Est-ce qu’on peut affirmer que l’émigration est le fil conducteur de cette quatrième édition du festival ? Quels sont les autres éléments à souligner de la sélection ?

Mathilde Mottier : “Plus qu’un fil conducteur, nous avons deux pièces qui se répondent sur le même sujet de la migration. ‘Gibraltar’ est née du désir de deux acteurs du Burkina Faso de raconter pourquoi le besoin de partir, mais aussi l’espoir du retour. Cette pièce a été écrite à partir d’une histoire réelle. ‘Mon livre de la jungle (My Calais story)’ a été écrite par Céline Brunelle à partir de sa propre expérience et de son implication auprès des migrants. Sa pièce permet de mettre des visages, des noms, des histoires sur de nombreux migrants qui sont avant tout des êtres humains, avec une histoire avant d’être des statistiques où l’on ne comptabilise que les victimes dans les médias. Mais s’il fallait y trouver un lien entre toutes, ce serait le parcours d’êtres humains confrontés à la vie”.

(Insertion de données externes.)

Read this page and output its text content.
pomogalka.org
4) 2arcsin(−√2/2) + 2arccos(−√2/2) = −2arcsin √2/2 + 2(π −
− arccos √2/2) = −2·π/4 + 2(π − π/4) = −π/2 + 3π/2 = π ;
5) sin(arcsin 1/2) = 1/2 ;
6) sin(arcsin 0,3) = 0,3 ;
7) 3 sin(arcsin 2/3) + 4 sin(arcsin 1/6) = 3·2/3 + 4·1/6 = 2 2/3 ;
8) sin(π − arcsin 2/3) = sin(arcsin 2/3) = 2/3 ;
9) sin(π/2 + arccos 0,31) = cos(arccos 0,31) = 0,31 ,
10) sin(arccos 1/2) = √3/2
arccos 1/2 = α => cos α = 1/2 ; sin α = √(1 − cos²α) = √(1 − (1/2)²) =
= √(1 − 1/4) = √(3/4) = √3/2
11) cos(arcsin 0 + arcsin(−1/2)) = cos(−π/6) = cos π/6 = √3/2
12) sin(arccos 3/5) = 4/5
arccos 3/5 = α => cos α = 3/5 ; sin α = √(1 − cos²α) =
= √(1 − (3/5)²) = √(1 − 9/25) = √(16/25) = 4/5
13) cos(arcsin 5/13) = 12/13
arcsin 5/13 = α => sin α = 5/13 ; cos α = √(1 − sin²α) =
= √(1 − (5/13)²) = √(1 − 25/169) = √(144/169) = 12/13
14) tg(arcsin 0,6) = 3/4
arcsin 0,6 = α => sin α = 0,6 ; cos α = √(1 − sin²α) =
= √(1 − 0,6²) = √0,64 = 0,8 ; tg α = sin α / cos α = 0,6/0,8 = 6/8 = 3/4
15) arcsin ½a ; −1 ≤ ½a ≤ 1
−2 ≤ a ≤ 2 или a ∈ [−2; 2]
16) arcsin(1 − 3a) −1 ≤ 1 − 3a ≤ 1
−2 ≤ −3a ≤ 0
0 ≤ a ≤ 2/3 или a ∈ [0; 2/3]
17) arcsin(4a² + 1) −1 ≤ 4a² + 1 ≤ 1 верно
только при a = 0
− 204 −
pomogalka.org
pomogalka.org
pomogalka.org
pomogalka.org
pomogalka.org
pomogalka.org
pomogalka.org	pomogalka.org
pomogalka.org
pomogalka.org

François Vila : “Nous avons envie de mettre toutes les pièces en avant, sinon nous ne les aurions pas choisies ! Nous aimons beaucoup l’écriture d’Alexandra Badea. Avec ‘Je ne marcherai plus dans les traces de tes pas’ elle plonge toujours sa plume sur des sujets qui interrogent notre société. On pourrait dire la même chose pour ‘Bonnes ondes’, d’Auriane Abécassis, et ‘Je vole…et le reste je le dirai aux ombres’, de Jean-Christophe Dollé, et bien sûr Laurent Gaudé dont nous présenterons ‘Onysos le furieux’, qui est l’auteur le plus connu du grand public de cette édition”.

Ces compagnies ont-elles déjà joué ces pièces en Catalogne ou en Espagne ?

MM : « Notre choix est guidé par les auteurs contemporains dont leurs œuvres sont inédites sur la Péninsule et que nous désirons contribuer à faire découvrir. Pour cela, la qualité de l’interprétation est importante. En général, il y a moins de compagnies de théâtre au contraire du cirque et de la danse qui franchissent les Pyrénées”.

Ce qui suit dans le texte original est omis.